10

F9-F12 are used by Mac OS X, and I don't want to get rid of them, I just want to be able to send F9-F12 occasionally to programs inside terminal (mostly F9/F10).

Some programs like mc support sequence Escape 9 as synonym for F9 etc. but it's not universal.

It there any way to do it?

5 Answers 5

9

fn-Cmd-F9 works as F9 in the Terminal.app on my MacBook Pro, running Mountain Lion 10.8.

2
  • On my MacBook Air running Mavericks, it's fn-Option-Fkey, not fn-Command-Fkey.
    – Mark Reed
    May 8, 2014 at 1:19
  • On MacBook Pro running Yosemite, fn-Cmd-F9 works; fn-Opt-F9 just inserts tilde. (I'm using it within emacs.)
    – Chap
    Jan 9, 2015 at 21:28
5

You can run an AppleScript (e.g. by wrapping it in a Service in Automator with the Run AppleScript action, with no input in Terminal) that executes the following:

tell application "System Events" 
    tell expose preferences to set the properties of the all windows shortcut to {function key:F1}
    key code 101 # press F9
    tell expose preferences to set the properties of the all windows shortcut to {function key:F9}
end tell

This will temporarily assign a different shortcut to what's bound to F9, press F9, and revert the setting. The setting names are the following for the other Expose preferences:

all windows shortcut
application windows shortcut
show desktop shortcut
dashboard shortcut 

The key codes for F9 to F12 are the following:

F9 101
F10 109
F11 103
F12 111

You can assign keyboard shortcuts to services in System Preferences » Keyboard » Keyboard Shortcuts » Services You will need to learn another shortcut (e.g. Command-F9), but at least you can press a key to initiate the action. For shortcuts using F-keys, see the last paragraph in this answer.

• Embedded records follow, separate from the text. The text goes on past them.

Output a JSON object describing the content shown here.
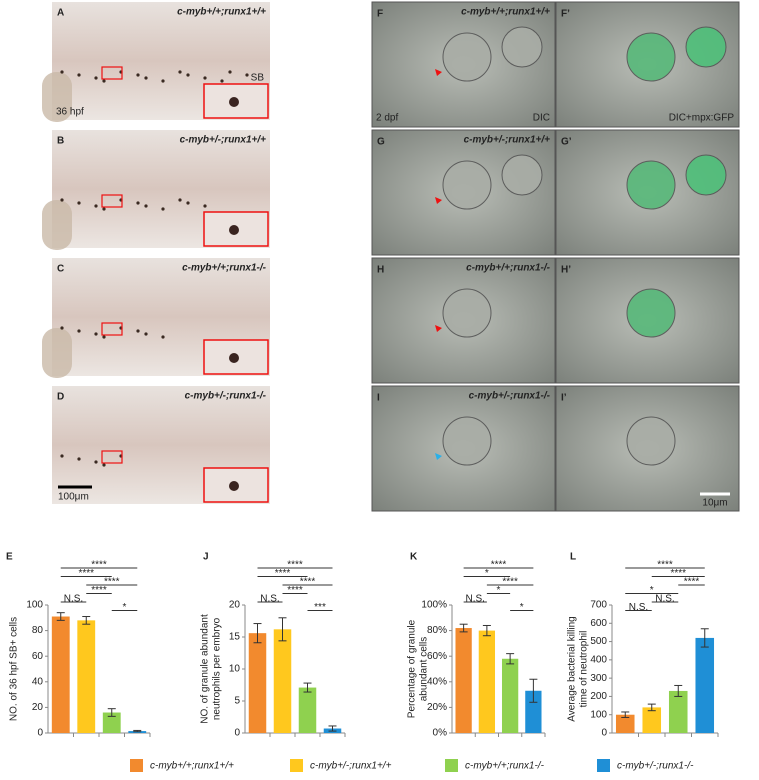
{
  "left_panels": [
    {
      "letter": "A",
      "genotype": "c-myb+/+;runx1+/+"
    },
    {
      "letter": "B",
      "genotype": "c-myb+/-;runx1+/+"
    },
    {
      "letter": "C",
      "genotype": "c-myb+/+;runx1-/-"
    },
    {
      "letter": "D",
      "genotype": "c-myb+/-;runx1-/-"
    }
  ],
  "left_notes": {
    "sb": "SB",
    "stage": "36 hpf",
    "scale": "100μm"
  },
  "right_panels": [
    {
      "letter": "F",
      "letter2": "F’",
      "genotype": "c-myb+/+;runx1+/+"
    },
    {
      "letter": "G",
      "letter2": "G’",
      "genotype": "c-myb+/-;runx1+/+"
    },
    {
      "letter": "H",
      "letter2": "H’",
      "genotype": "c-myb+/+;runx1-/-"
    },
    {
      "letter": "I",
      "letter2": "I’",
      "genotype": "c-myb+/-;runx1-/-"
    }
  ],
  "right_notes": {
    "stage": "2 dpf",
    "dic": "DIC",
    "gfp": "DIC+mpx:GFP",
    "scale": "10μm"
  },
  "legend": [
    {
      "name": "c-myb+/+;runx1+/+",
      "color": "#f28a2e"
    },
    {
      "name": "c-myb+/-;runx1+/+",
      "color": "#ffc81e"
    },
    {
      "name": "c-myb+/+;runx1-/-",
      "color": "#8fd14f"
    },
    {
      "name": "c-myb+/-;runx1-/-",
      "color": "#1f8fd6"
    }
  ],
  "chart_data": [
    {
      "type": "bar",
      "label": "E",
      "ylabel": [
        "NO. of 36 hpf SB+ cells"
      ],
      "values": [
        91,
        88,
        16,
        1.5
      ],
      "errors": [
        3,
        3,
        3,
        0.5
      ],
      "ylim": [
        0,
        100
      ],
      "yticks": [
        0,
        20,
        40,
        60,
        80,
        100
      ],
      "significance": [
        {
          "label": "****",
          "from": 0,
          "to": 3
        },
        {
          "label": "****",
          "from": 0,
          "to": 2
        },
        {
          "label": "****",
          "from": 1,
          "to": 3
        },
        {
          "label": "****",
          "from": 1,
          "to": 2
        },
        {
          "label": "N.S.",
          "from": 0,
          "to": 1
        },
        {
          "label": "*",
          "from": 2,
          "to": 3
        }
      ]
    },
    {
      "type": "bar",
      "label": "J",
      "ylabel": [
        "NO. of  granule abundant",
        "neutrophils per embryo"
      ],
      "values": [
        15.6,
        16.2,
        7.1,
        0.7
      ],
      "errors": [
        1.5,
        1.8,
        0.7,
        0.4
      ],
      "ylim": [
        0,
        20
      ],
      "yticks": [
        0,
        5,
        10,
        15,
        20
      ],
      "significance": [
        {
          "label": "****",
          "from": 0,
          "to": 3
        },
        {
          "label": "****",
          "from": 0,
          "to": 2
        },
        {
          "label": "****",
          "from": 1,
          "to": 3
        },
        {
          "label": "****",
          "from": 1,
          "to": 2
        },
        {
          "label": "N.S.",
          "from": 0,
          "to": 1
        },
        {
          "label": "***",
          "from": 2,
          "to": 3
        }
      ]
    },
    {
      "type": "bar",
      "label": "K",
      "ylabel": [
        "Percentage of granule",
        "abundant cells"
      ],
      "values": [
        82,
        80,
        58,
        33
      ],
      "errors": [
        3,
        4,
        4,
        9
      ],
      "ylim": [
        0,
        100
      ],
      "yticks": [
        {
          "value": 0,
          "label": "0%"
        },
        {
          "value": 20,
          "label": "20%"
        },
        {
          "value": 40,
          "label": "40%"
        },
        {
          "value": 60,
          "label": "60%"
        },
        {
          "value": 80,
          "label": "80%"
        },
        {
          "value": 100,
          "label": "100%"
        }
      ],
      "significance": [
        {
          "label": "****",
          "from": 0,
          "to": 3
        },
        {
          "label": "*",
          "from": 0,
          "to": 2
        },
        {
          "label": "****",
          "from": 1,
          "to": 3
        },
        {
          "label": "*",
          "from": 1,
          "to": 2
        },
        {
          "label": "N.S.",
          "from": 0,
          "to": 1
        },
        {
          "label": "*",
          "from": 2,
          "to": 3
        }
      ]
    },
    {
      "type": "bar",
      "label": "L",
      "ylabel": [
        "Average bacterial killing",
        "time of neutrophil"
      ],
      "values": [
        100,
        140,
        230,
        520
      ],
      "errors": [
        15,
        18,
        30,
        50
      ],
      "ylim": [
        0,
        700
      ],
      "yticks": [
        0,
        100,
        200,
        300,
        400,
        500,
        600,
        700
      ],
      "significance": [
        {
          "label": "****",
          "from": 0,
          "to": 3
        },
        {
          "label": "****",
          "from": 1,
          "to": 3
        },
        {
          "label": "****",
          "from": 2,
          "to": 3
        },
        {
          "label": "*",
          "from": 0,
          "to": 2
        },
        {
          "label": "N.S.",
          "from": 1,
          "to": 2
        },
        {
          "label": "N.S.",
          "from": 0,
          "to": 1
        }
      ]
    }
  ]
}
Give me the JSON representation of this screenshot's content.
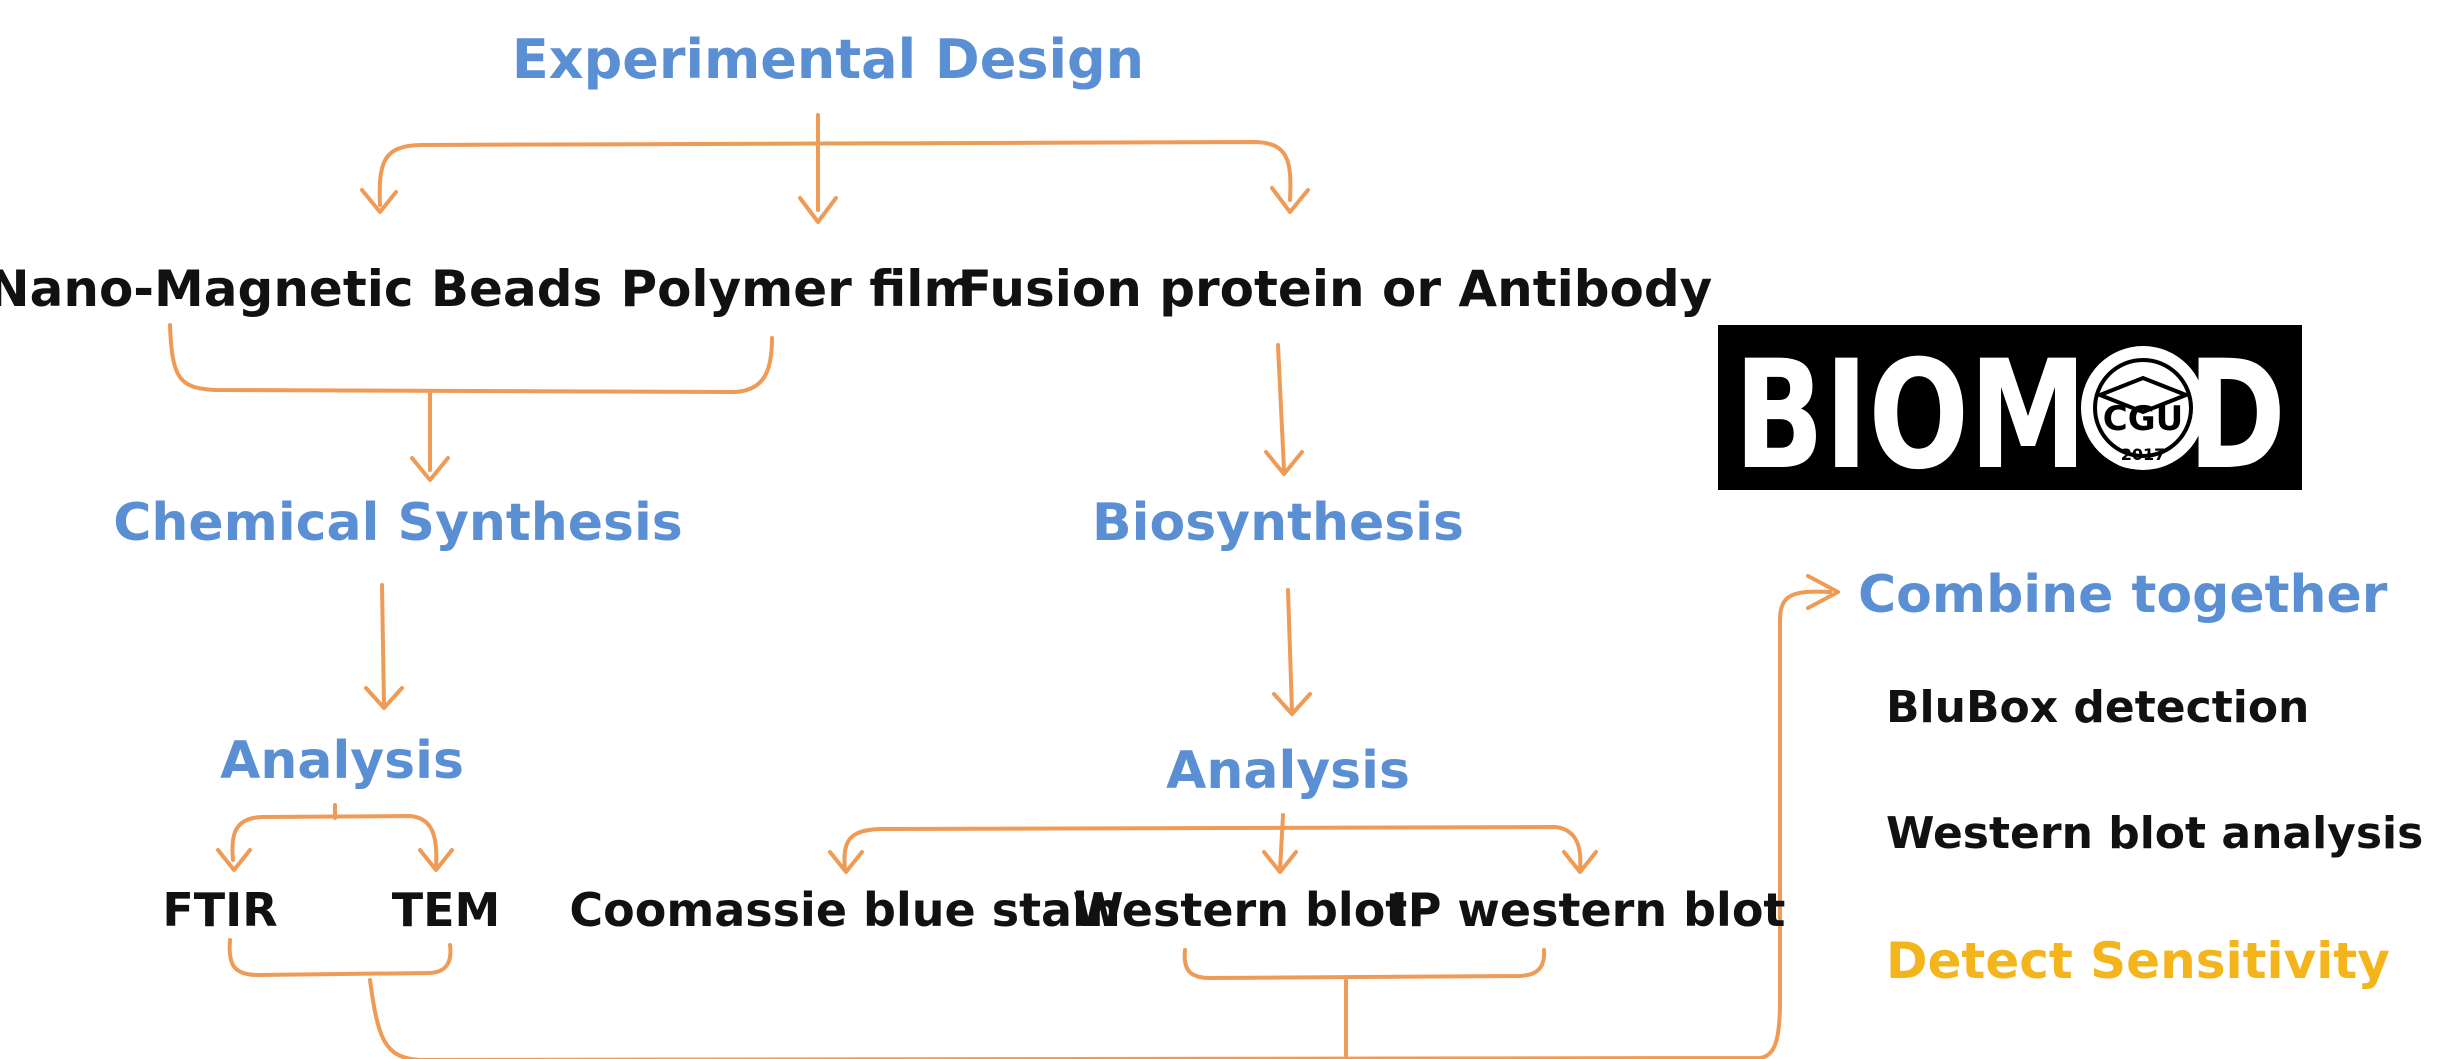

You can alternatively configure a hotkey/macro application like Butler to press the escape sequence you get from cat -v when pressing one of the F-keys while you deactivated the shortcuts.

$ cat -v
^[[20~^[[21~^[[23~^[[24~

These are F9 to F12, in order.

In Butler, it looks like this for F9:

enter image description here

I pressed Ctrl-[, [, 2, 0, ~ for that sequence. On my keyboard layout, ~ is Shift-backtick, that's why the Shift modifier is visible. Works anyway.

Configure a shortcut and you can start pressing that to get the escape sequence:

enter image description here

Works in mc, and I don't recall another CLI program with F-keys at the moment. But it's not the mc specific escape sequence, so it will probably work in others.


Alternatively, many command line applications understand Esc, 1 (sequence) to mean F1, through to Esc, 0 meaning F10.

1
  • Ah, good morning Mrs Sledgehammer! Do allow me the pleasure of introducing you to Mr Nut...
    – Robino
    Jun 2, 2016 at 8:57
2

You can disable the keyboard shortcut for F12 under:

keyboard preferences > keyboard shortcuts

1
  • This wasn't enough by itself for me, but is along the right lines.
    – Robino
    Jun 2, 2016 at 8:47
0

I'll add that if you are on a laptop, you're not actually using F9-F12, you're pressing "next song", "audio mute", "volume down" (example from recent macbookpro). To actually press F9-F12, keep 'Fn' pressed while using the same key.

On the desktop, if you have stuff like Exposé, Spaces, and so on mapped to the actual F9-F12 keyboard keys, I find it useful to associate those functions with additional mouse buttons (eg. I use the 'lateral button pair' of the Mighty Mouse to activate Exposé) or screen edges (eg. I have 'screen standby' in top-left) - but this is actually a subjective matter.

1
  • 1
    Turning this stuff off is the first thing I do on every new Mac. Expose etc. F9 is always F9, never next song.
    – taw
    Sep 27, 2010 at 14:09
0

This is the two step process I used to get CoRD (Remote Desktop for Mac):

  1. System Preferences > Keyboard > Keyboard > Check "Use all F1, F2, etc. keys as standard function keys"
  2. System Preferences > Keyboard > Shortcuts > Uncheck "Show Desktop", "Show Dashboard"

The first step is what @taw is talking about in one of the comments; it gets function keys f1-f10 working. The second step stops f11 and f12 key presses from being intercepted by OSX.